La France a-t-elle changé de doctrine sur l’armement des rebelles syriens ?
« Le chef de l’État a changé de doctrine sur la nécessité de livrer des armes aux rebelles syriens. Auparavant, la France et la Grande-Bretagne, souhaitant livrer des armes offensives (sol-air) à l’opposition syrienne, ne voulaient pas que l’Union européenne renouvelle l’embargo sur les armes.
La fourniture d’armes offensives aux rebelles pose un problème de principe, celui d’appuyer une démarche d’emploi de la force plutôt que de la négociation pour mettre un terme au conflit.
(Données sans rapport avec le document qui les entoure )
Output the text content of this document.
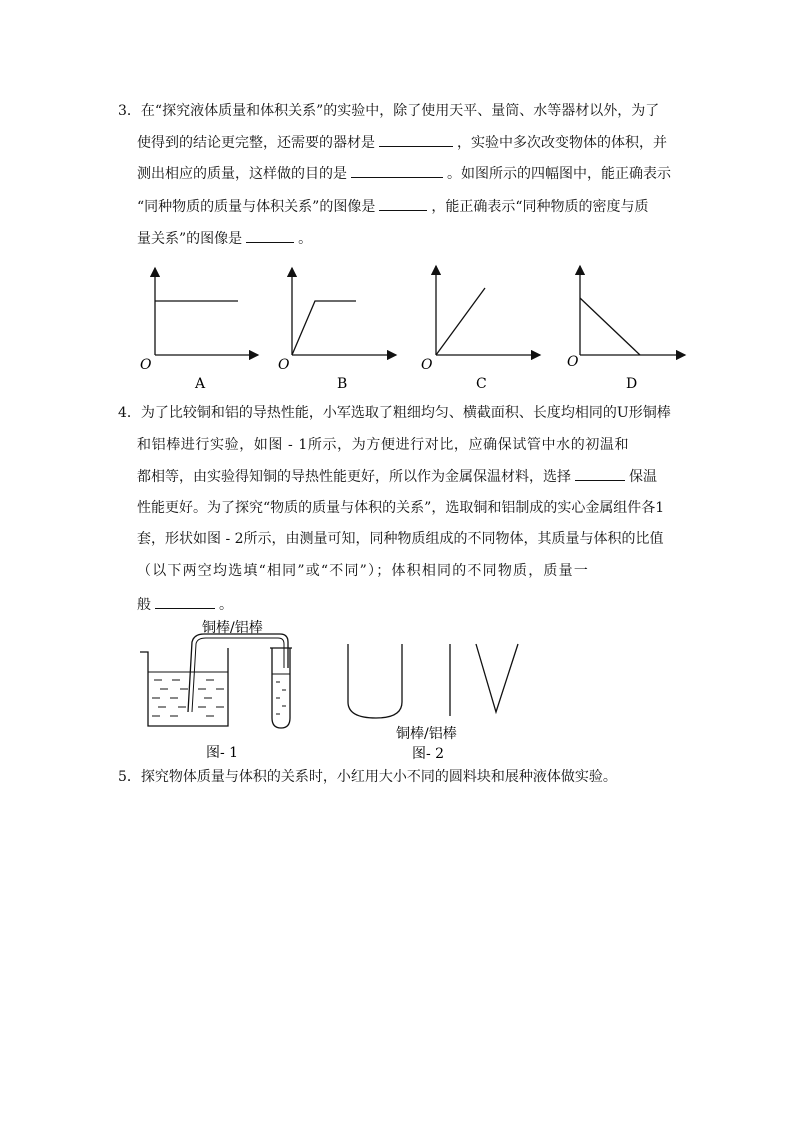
3．在“探究液体质量和体积关系”的实验中，除了使用天平、量筒、水等器材以外，为了
使得到的结论更完整，还需要的器材是	，实验中多次改变物体的体积，并
测出相应的质量，这样做的目的是	。如图所示的四幅图中，能正确表示
“同种物质的质量与体积关系”的图像是	，能正确表示“同种物质的密度与质
量关系”的图像是	。
O
A
O
B
O
C
O
D
4．为了比较铜和铝的导热性能，小军选取了粗细均匀、横截面积、长度均相同的U形铜棒
和铝棒进行实验，如图 - 1所示，为方便进行对比，应确保试管中水的初温和
都相等，由实验得知铜的导热性能更好，所以作为金属保温材料，选择	保温
性能更好。为了探究“物质的质量与体积的关系”，选取铜和铝制成的实心金属组件各1
套，形状如图 - 2所示，由测量可知，同种物质组成的不同物体，其质量与体积的比值
（以下两空均选填“相同”或“不同”）；体积相同的不同物质，质量一
般	。
铜棒/铝棒
图- 1
铜棒/铝棒
图- 2
5．探究物体质量与体积的关系时，小红用大小不同的圆料块和展种液体做实验。
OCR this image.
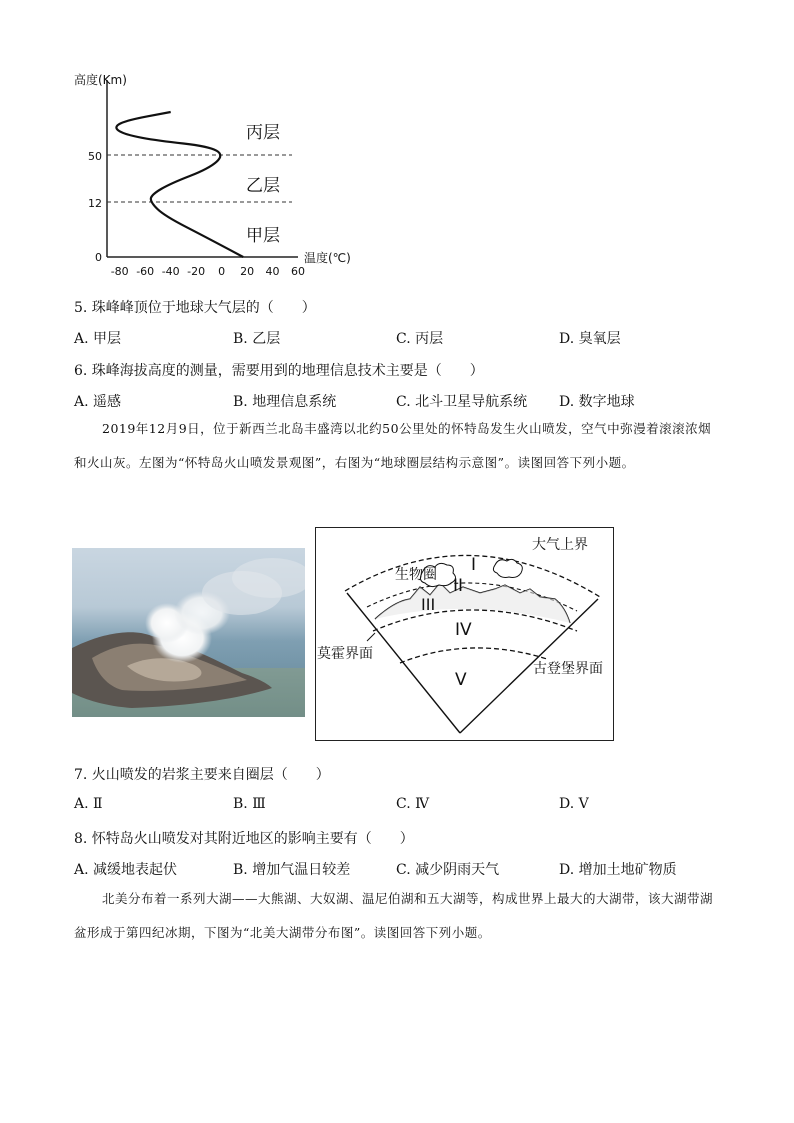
高度(Km)
温度(℃)
50
12
0
丙层
乙层
甲层
-80 -60 -40 -20 0 20 40 60
5. 珠峰峰顶位于地球大气层的（　　）
A. 甲层	B. 乙层	C. 丙层	D. 臭氧层
6. 珠峰海拔高度的测量，需要用到的地理信息技术主要是（　　）
A. 遥感	B. 地理信息系统	C. 北斗卫星导航系统 D. 数字地球
2019年12月9日，位于新西兰北岛丰盛湾以北约50公里处的怀特岛发生火山喷发，空气中弥漫着滚滚浓烟和火山灰。左图为“怀特岛火山喷发景观图”，右图为“地球圈层结构示意图”。读图回答下列小题。
大气上界
生物圈
莫霍界面
古登堡界面
I
II
III
IV
V
7. 火山喷发的岩浆主要来自圈层（　　）
A. Ⅱ	B. Ⅲ	C. Ⅳ	D. Ⅴ
8. 怀特岛火山喷发对其附近地区的影响主要有（　　）
A. 减缓地表起伏	B. 增加气温日较差	C. 减少阴雨天气	D. 增加土地矿物质
北美分布着一系列大湖——大熊湖、大奴湖、温尼伯湖和五大湖等，构成世界上最大的大湖带，该大湖带湖盆形成于第四纪冰期，下图为“北美大湖带分布图”。读图回答下列小题。
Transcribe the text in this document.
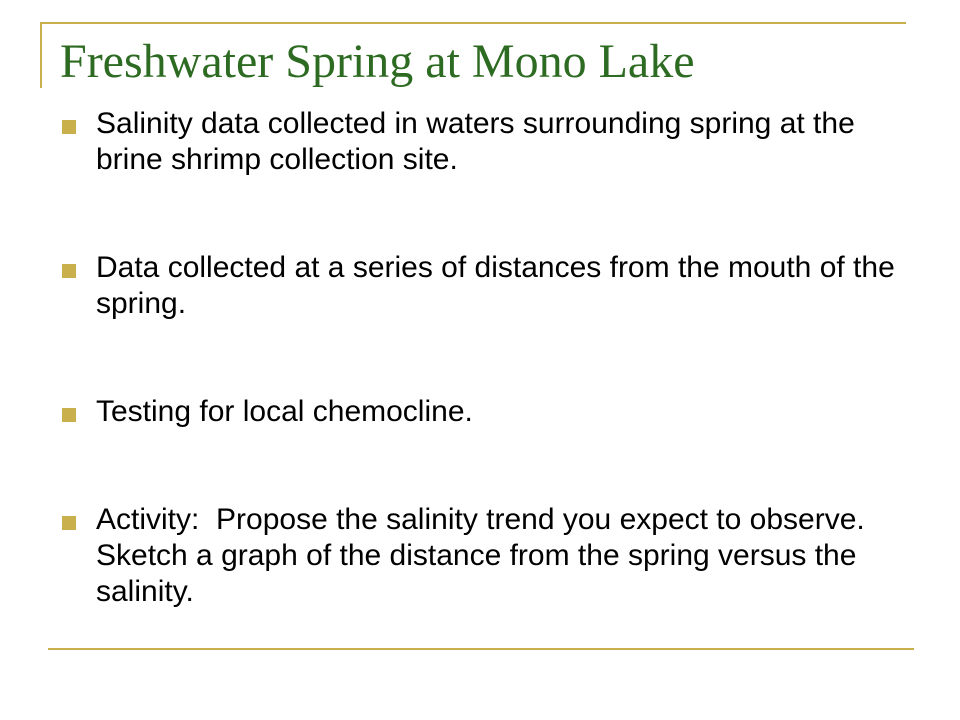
Freshwater Spring at Mono Lake
Salinity data collected in waters surrounding spring at the brine shrimp collection site.
Data collected at a series of distances from the mouth of the spring.
Testing for local chemocline.
Activity:  Propose the salinity trend you expect to observe.  Sketch a graph of the distance from the spring versus the salinity.
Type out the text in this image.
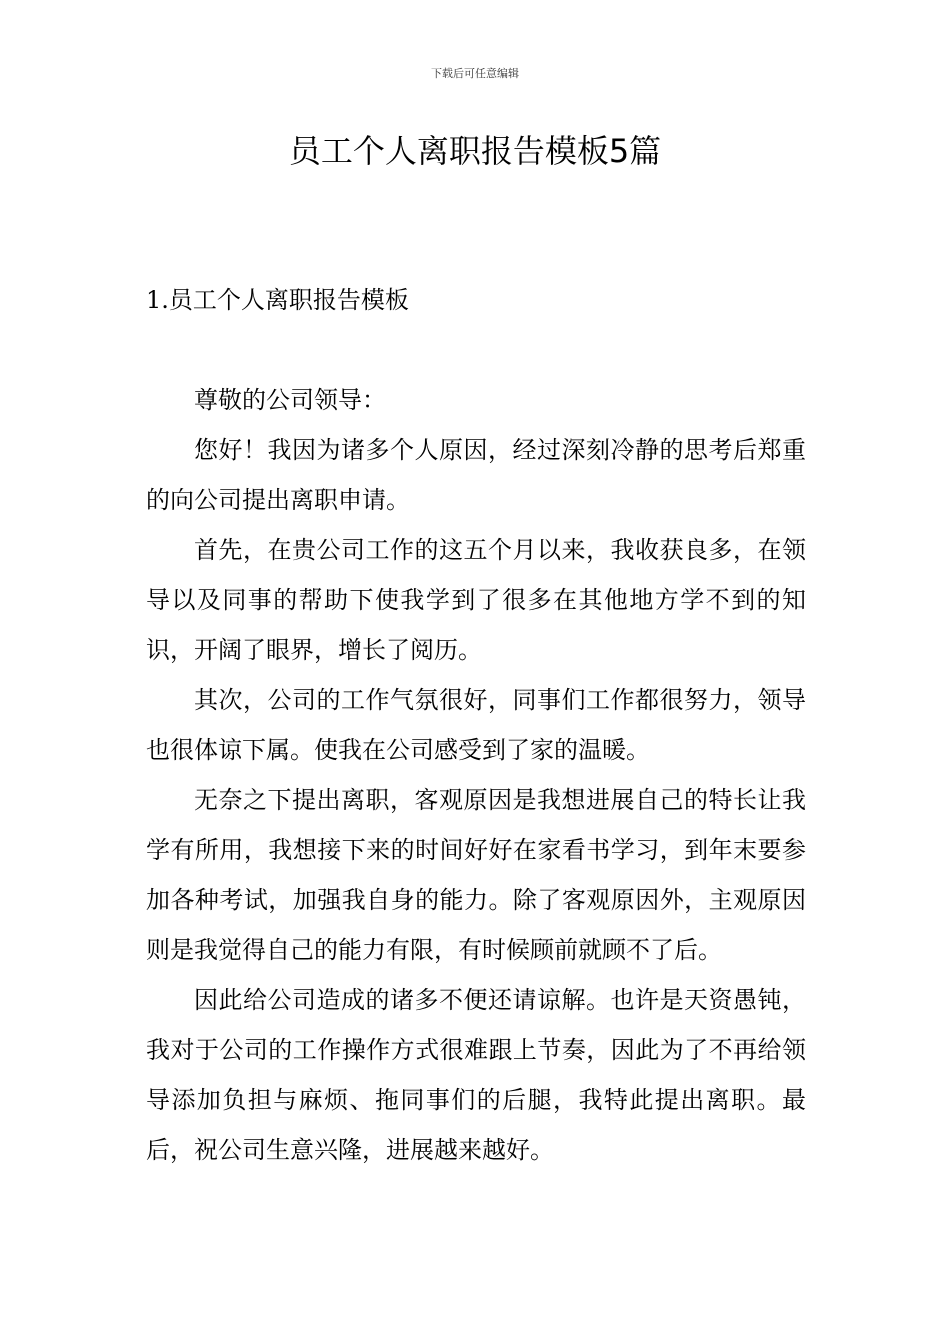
下载后可任意编辑
员工个人离职报告模板5篇
1.员工个人离职报告模板

尊敬的公司领导：

您好！我因为诸多个人原因，经过深刻冷静的思考后郑重的向公司提出离职申请。

首先，在贵公司工作的这五个月以来，我收获良多，在领导以及同事的帮助下使我学到了很多在其他地方学不到的知识，开阔了眼界，增长了阅历。

其次，公司的工作气氛很好，同事们工作都很努力，领导也很体谅下属。使我在公司感受到了家的温暖。

无奈之下提出离职，客观原因是我想进展自己的特长让我学有所用，我想接下来的时间好好在家看书学习，到年末要参加各种考试，加强我自身的能力。除了客观原因外，主观原因则是我觉得自己的能力有限，有时候顾前就顾不了后。

因此给公司造成的诸多不便还请谅解。也许是天资愚钝，我对于公司的工作操作方式很难跟上节奏，因此为了不再给领导添加负担与麻烦、拖同事们的后腿，我特此提出离职。最后，祝公司生意兴隆，进展越来越好。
De plus, livrer des armes offensives pose une question technique : il s’agit d’armes portatives, comme les "Stingers" que les Américains avaient livrées aux talibans, que l’on risque de retrouver utilisées dans des attentats contre des avions de ligne. Et sachant qu’aujourd’hui, un certain nombre de jeunes Européens partent se battre en Syrie dans les groupes islamistes, le risque est qu’ils s’en emparent et les retournent contre leur propre pays.
Cela pose aussi une question opérationnelle : auparavant, la France avait dit qu’elle livrerait des armes à des groupes ciblés. Sur ce point, le président est revenu en arrière. Car la rébellion syrienne est faite de plusieurs groupes, ceux qui sont en recherche authentique de démocratie, ceux qui se battent très localement et ceux qui appartiennent à la mouvance terroriste, islamiste ou djihadiste, dont l’objectif est d’imposer une idéologie islamique, et non la démocratie. Dans ce contexte, il est impossible de s’assurer que les armes livrées à un groupe ne seront pas demain entre les mains d’un autre groupe.
Enfin, la troisième question est politique. Le changement de rapport de force au sein de l’opposition fait réfléchir la France. Le président Moaz Al Khatib est démissionnaire depuis qu’on lui a imposé un premier ministre, Ghassan Hitto. Les deux ne sont pas d’accord sur la nécessité de négocier avec le régime. Or, pour mettre un terme à la guerre civile en Syrie, soit les deux parties en conflit arrivent à négocier, soit une partie doit exterminer l’autre pour en finir. On ne peut pas se ranger à cette dernière solution. Sinon, quel que soit celui qui gagne – et ce seront vraisemblablement les rebelles -, l’autre n’aura plus sa place dans la Syrie de demain ».